The Terror of Online Textbooks

This was a remind message I recently received from one of my Ap Courses. Online textbooks are evidently frustrating for both students and teachers. A switch to former handheld textbooks may be more beneficial then expected.

Ananya Mehta

This was a remind message I recently received from one of my Ap Courses. Online textbooks are evidently frustrating for both students and teachers. A switch to former handheld textbooks may be more beneficial then expected.

I’ve always been the type of girl who loves having the physical copy of a book over the online edition. I love everything about real books, ranging from the simplicity for use to the access to the wondrous smell of freshly printed pages. As someone who has taken many AP courses in the past four years, I never had the time or the enthusiasm to grapple with lengthy access codes, website maintenance, and power/wifi outages. Moreover, I do not want to spend my youth hunched over a desktop, straining my eyes to attempt to understand the material before me.

Let’s face it. Forsyth County definitely has adequate funding to at least support the purchase of textbooks for our libraries. Time and time again there is a refusal to allocate our wealth on useful tools for education. In all honesty, taxpayers are unknowingly being cheated as their children won’t gain much information from online textbooks.

Primarily, children have to jump through all sorts of hurdles to even access the online textbook.
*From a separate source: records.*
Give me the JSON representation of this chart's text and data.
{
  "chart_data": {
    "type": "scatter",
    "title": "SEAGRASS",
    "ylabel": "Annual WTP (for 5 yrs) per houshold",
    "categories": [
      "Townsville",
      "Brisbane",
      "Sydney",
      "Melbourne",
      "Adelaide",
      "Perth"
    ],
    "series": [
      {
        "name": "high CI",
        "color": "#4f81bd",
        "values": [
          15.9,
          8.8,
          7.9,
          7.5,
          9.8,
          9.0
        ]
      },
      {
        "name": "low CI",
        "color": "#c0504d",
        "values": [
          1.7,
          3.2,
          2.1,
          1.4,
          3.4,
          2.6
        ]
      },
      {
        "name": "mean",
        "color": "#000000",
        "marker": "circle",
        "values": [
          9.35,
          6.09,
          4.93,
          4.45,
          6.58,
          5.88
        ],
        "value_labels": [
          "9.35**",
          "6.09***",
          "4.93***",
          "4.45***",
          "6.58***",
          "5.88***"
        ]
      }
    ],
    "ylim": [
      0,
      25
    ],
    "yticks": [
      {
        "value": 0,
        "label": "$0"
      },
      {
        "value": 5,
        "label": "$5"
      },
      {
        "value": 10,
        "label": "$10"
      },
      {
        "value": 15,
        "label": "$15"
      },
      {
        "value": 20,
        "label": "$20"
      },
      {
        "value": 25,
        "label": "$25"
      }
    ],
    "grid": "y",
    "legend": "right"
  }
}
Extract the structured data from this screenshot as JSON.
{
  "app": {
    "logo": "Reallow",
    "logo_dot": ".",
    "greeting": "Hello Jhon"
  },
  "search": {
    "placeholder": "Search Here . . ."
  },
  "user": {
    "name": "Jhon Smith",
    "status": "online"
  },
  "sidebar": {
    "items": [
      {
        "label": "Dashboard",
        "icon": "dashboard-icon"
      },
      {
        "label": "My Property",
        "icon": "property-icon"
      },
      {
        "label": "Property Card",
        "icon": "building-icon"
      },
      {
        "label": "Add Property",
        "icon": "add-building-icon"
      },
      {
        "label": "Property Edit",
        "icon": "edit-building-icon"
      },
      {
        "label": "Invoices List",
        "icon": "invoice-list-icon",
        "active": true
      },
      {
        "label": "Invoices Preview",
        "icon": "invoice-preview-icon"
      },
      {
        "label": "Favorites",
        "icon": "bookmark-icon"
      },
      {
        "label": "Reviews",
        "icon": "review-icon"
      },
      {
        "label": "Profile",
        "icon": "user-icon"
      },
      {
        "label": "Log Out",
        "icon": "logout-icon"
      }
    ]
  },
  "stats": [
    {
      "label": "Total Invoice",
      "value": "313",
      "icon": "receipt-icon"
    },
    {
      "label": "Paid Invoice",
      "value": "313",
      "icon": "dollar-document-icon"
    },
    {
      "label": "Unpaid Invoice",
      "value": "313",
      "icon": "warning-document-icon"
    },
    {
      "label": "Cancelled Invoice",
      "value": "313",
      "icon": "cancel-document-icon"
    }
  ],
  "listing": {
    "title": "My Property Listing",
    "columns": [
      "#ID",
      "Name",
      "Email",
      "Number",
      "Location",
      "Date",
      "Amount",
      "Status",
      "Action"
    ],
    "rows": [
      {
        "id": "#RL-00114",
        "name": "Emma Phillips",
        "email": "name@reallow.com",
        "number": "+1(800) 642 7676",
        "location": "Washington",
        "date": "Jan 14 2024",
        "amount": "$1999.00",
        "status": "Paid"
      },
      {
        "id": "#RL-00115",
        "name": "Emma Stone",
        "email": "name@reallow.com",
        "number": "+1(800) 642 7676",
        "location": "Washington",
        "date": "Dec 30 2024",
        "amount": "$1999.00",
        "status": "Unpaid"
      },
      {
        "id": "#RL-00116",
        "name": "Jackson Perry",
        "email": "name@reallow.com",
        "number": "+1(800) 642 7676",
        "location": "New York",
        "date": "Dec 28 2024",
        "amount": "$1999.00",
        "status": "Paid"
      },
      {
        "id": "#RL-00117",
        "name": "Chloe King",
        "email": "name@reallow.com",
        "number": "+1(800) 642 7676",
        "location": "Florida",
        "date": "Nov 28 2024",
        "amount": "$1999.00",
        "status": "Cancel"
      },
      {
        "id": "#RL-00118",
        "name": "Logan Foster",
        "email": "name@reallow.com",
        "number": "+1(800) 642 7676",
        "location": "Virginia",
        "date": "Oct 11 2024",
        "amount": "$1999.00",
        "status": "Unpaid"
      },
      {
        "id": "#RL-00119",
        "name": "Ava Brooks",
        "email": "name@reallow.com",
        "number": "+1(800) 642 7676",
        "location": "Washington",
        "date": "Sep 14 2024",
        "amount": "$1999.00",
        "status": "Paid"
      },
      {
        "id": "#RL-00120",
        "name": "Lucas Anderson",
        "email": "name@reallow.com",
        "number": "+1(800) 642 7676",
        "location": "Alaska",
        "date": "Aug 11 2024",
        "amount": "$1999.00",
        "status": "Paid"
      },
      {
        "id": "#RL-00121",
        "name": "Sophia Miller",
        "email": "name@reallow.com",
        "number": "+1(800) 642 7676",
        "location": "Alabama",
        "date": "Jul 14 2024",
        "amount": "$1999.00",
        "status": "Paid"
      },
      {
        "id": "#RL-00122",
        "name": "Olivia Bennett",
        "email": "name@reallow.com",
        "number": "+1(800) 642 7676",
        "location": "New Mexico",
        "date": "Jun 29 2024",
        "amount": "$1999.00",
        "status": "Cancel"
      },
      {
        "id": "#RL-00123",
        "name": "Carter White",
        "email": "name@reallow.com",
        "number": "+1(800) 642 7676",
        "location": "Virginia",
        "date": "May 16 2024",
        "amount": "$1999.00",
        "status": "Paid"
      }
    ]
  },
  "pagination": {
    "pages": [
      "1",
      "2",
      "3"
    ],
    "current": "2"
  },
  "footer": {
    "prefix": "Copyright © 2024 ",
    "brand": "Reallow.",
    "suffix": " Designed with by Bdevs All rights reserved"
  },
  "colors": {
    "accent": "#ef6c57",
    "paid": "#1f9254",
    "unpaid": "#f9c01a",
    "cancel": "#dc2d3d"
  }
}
Time in class is wasted as teachers have to talk their students through all the steps to apply a lengthy access code to a new account that must be created from scratch. In this process, troubleshooting issues with each individual student takes an obnoxiously long amount of time. Sometimes learning platforms and providers for the textbooks don’t even respond about how to resolve these issues.

Say you were one of the lucky few to get passed the initial barriers. Congratulations! Now you have to deal with an interminable amount of issues. Aside from the periodic website maintenance and malfunctions, in order to read this textbook you have to be able to deal with missing sections of the text, incorrect course material, gruesome tools used to annotate and highlight portions of the text. Continually you have to worry about shutdowns due to inclement weather and power outages.

Between these issues, teachers are subject to stress and unnecessary drama. Not all teachers are technological wizards who can make the problems disappear. In one of my former AP courses, the entire class was given faulty passcodes, yet we were expected to keep up with the text. Students repeatedly would file complaints with the teacher, but they were unable to provide adequate support as they had to continue on with the lesson plans regardless of these issues. Students’ grades began to suffer, and when the student body is unhappy, teachers always hear an earful about it.

Furthermore, teachers who already are busied with teaching the course material, grading papers, communicating with their students, and balancing their personal lives are expected to often do excess work to scan and send sections of missing text to each individual student. I have often heard teachers complain of this, and I genuinely feel sorry that they have to go to extensive lengths to provide good study materials for their students.

Ultimately, the victim is the reader. Students are prone to experience sleeplessness due to the blue light of screens. The straining of eyes to read course text could also result in long term damage to the eyes. The posture of the student is also impacted as students are forced to sit in one location for long periods of time, restricting any movement. A study done by a team in Norway in 2004 (as reported by WIRED ) found that reading on paper as opposed to reading text via PDF resulted in a greater performance and recollection of those who read on paper. Online novels and textbooks are evidently difficult for our brains to comprehend; however, those who read on paper retain information better through the page flipping action and physical motions involved with reading each page. A lack of comprehension and difficulty to retain information could result in extra  stress, especially when students are expected to meet certain deadlines

Granted online textbooks may be easier to offer students in terms of affordability, but the risk obviously outweighs the benefit. Financing for adequate textbooks is an issue that can be solved with minimal effort required. In-school fundraisers will be most definitely able to provide for vital course materials. Teachers and students alike are both miserable as a result of these textbooks, and the progression of education is hindered amidst the limited time frame of the school year. It’s time we turn the power off, and actually pick up a book.